Though her cheeks had grown slightly pinker than walking could explain, Lady Roma met his eyes without a blink. “I am considerably more than seven, Mr. Donovan. My . . . my father had a little dove in his keeping for some years.”

“You knew of it?” Now Bret was shocked. In his world, men might indulge in unlawful affection, but they did not share the details with their daughters.

Then he recalled that she and her father had only each other for companionship. “I suppose you and Lord Yarborough are the best of good friends.”

“No, I should not presume to say so,” she said slowly. “I am
fond
of him, very fond, of course, but I should not say we are friends. He is my father. I have the greatest respect for his attainments. He is a very wise, very knowledgeable gentleman. His heart is kindness itself.”

“I see,” Bret said, somewhat taken aback by this cool recitation of her parent’s virtues. Though he could not have listed a similar catalog for his own late father, he smiled whenever he thought of the old rascal and cherished the bits of advice, mostly scandalously immoral, he’d let fall during his lifetime.

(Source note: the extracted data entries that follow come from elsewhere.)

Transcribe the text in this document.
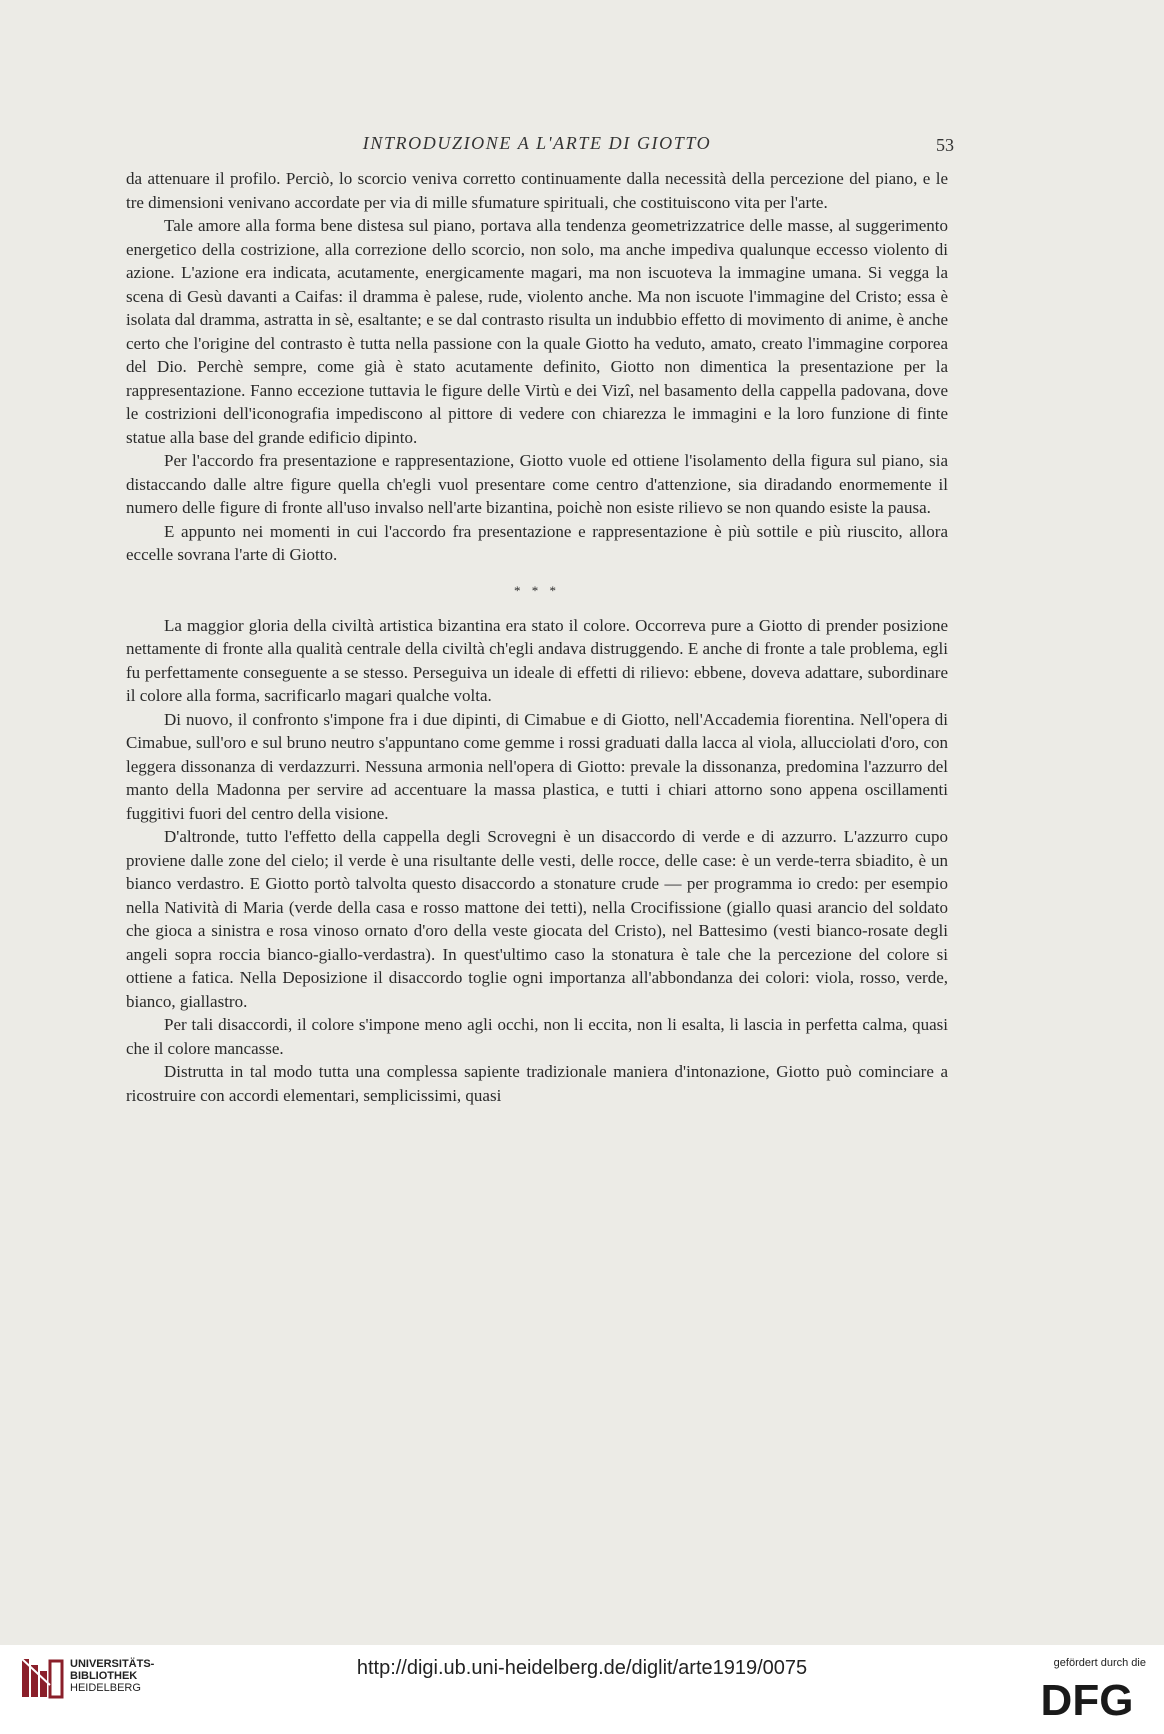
INTRODUZIONE A L'ARTE DI GIOTTO	53

da attenuare il profilo. Perciò, lo scorcio veniva corretto continuamente dalla necessità della percezione del piano, e le tre dimensioni venivano accordate per via di mille sfumature spirituali, che costituiscono vita per l'arte.

Tale amore alla forma bene distesa sul piano, portava alla tendenza geometrizzatrice delle masse, al suggerimento energetico della costrizione, alla correzione dello scorcio, non solo, ma anche impediva qualunque eccesso violento di azione. L'azione era indicata, acutamente, energicamente magari, ma non iscuoteva la immagine umana. Si vegga la scena di Gesù davanti a Caifas: il dramma è palese, rude, violento anche. Ma non iscuote l'immagine del Cristo; essa è isolata dal dramma, astratta in sè, esaltante; e se dal contrasto risulta un indubbio effetto di movimento di anime, è anche certo che l'origine del contrasto è tutta nella passione con la quale Giotto ha veduto, amato, creato l'immagine corporea del Dio. Perchè sempre, come già è stato acutamente definito, Giotto non dimentica la presentazione per la rappresentazione. Fanno eccezione tuttavia le figure delle Virtù e dei Vizî, nel basamento della cappella padovana, dove le costrizioni dell'iconografia impediscono al pittore di vedere con chiarezza le immagini e la loro funzione di finte statue alla base del grande edificio dipinto.

Per l'accordo fra presentazione e rappresentazione, Giotto vuole ed ottiene l'isolamento della figura sul piano, sia distaccando dalle altre figure quella ch'egli vuol presentare come centro d'attenzione, sia diradando enormemente il numero delle figure di fronte all'uso invalso nell'arte bizantina, poichè non esiste rilievo se non quando esiste la pausa.

E appunto nei momenti in cui l'accordo fra presentazione e rappresentazione è più sottile e più riuscito, allora eccelle sovrana l'arte di Giotto.

* * *

La maggior gloria della civiltà artistica bizantina era stato il colore. Occorreva pure a Giotto di prender posizione nettamente di fronte alla qualità centrale della civiltà ch'egli andava distruggendo. E anche di fronte a tale problema, egli fu perfettamente conseguente a se stesso. Perseguiva un ideale di effetti di rilievo: ebbene, doveva adattare, subordinare il colore alla forma, sacrificarlo magari qualche volta.

Di nuovo, il confronto s'impone fra i due dipinti, di Cimabue e di Giotto, nell'Accademia fiorentina. Nell'opera di Cimabue, sull'oro e sul bruno neutro s'appuntano come gemme i rossi graduati dalla lacca al viola, allucciolati d'oro, con leggera dissonanza di verdazzurri. Nessuna armonia nell'opera di Giotto: prevale la dissonanza, predomina l'azzurro del manto della Madonna per servire ad accentuare la massa plastica, e tutti i chiari attorno sono appena oscillamenti fuggitivi fuori del centro della visione.

D'altronde, tutto l'effetto della cappella degli Scrovegni è un disaccordo di verde e di azzurro. L'azzurro cupo proviene dalle zone del cielo; il verde è una risultante delle vesti, delle rocce, delle case: è un verde-terra sbiadito, è un bianco verdastro. E Giotto portò talvolta questo disaccordo a stonature crude — per programma io credo: per esempio nella Natività di Maria (verde della casa e rosso mattone dei tetti), nella Crocifissione (giallo quasi arancio del soldato che gioca a sinistra e rosa vinoso ornato d'oro della veste giocata del Cristo), nel Battesimo (vesti bianco-rosate degli angeli sopra roccia bianco-giallo-verdastra). In quest'ultimo caso la stonatura è tale che la percezione del colore si ottiene a fatica. Nella Deposizione il disaccordo toglie ogni importanza all'abbondanza dei colori: viola, rosso, verde, bianco, giallastro.

Per tali disaccordi, il colore s'impone meno agli occhi, non li eccita, non li esalta, li lascia in perfetta calma, quasi che il colore mancasse.

Distrutta in tal modo tutta una complessa sapiente tradizionale maniera d'intonazione, Giotto può cominciare a ricostruire con accordi elementari, semplicissimi, quasi

UNIVERSITÄTS-
BIBLIOTHEK
HEIDELBERG
http://digi.ub.uni-heidelberg.de/diglit/arte1919/0075	gefördert durch die
DFG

“I only knew about Father’s arrangement with Miss Fitzgerald when she wrote me a most concerned note. Naturally, I called upon her.”

“You called upon your father’s ...” Bret was still shocked, but a tincture of amusement had begun to mix in. Was she phlegmatic, unimaginative, or simply the bearer of such amazing self-possession that she could not see the oddity of such behavior?

“What else could I do? The poor girl was quite beside herself with anxiety, not to mention in dire financial straits. Having been often in the same case, I could sincerely sympathize.”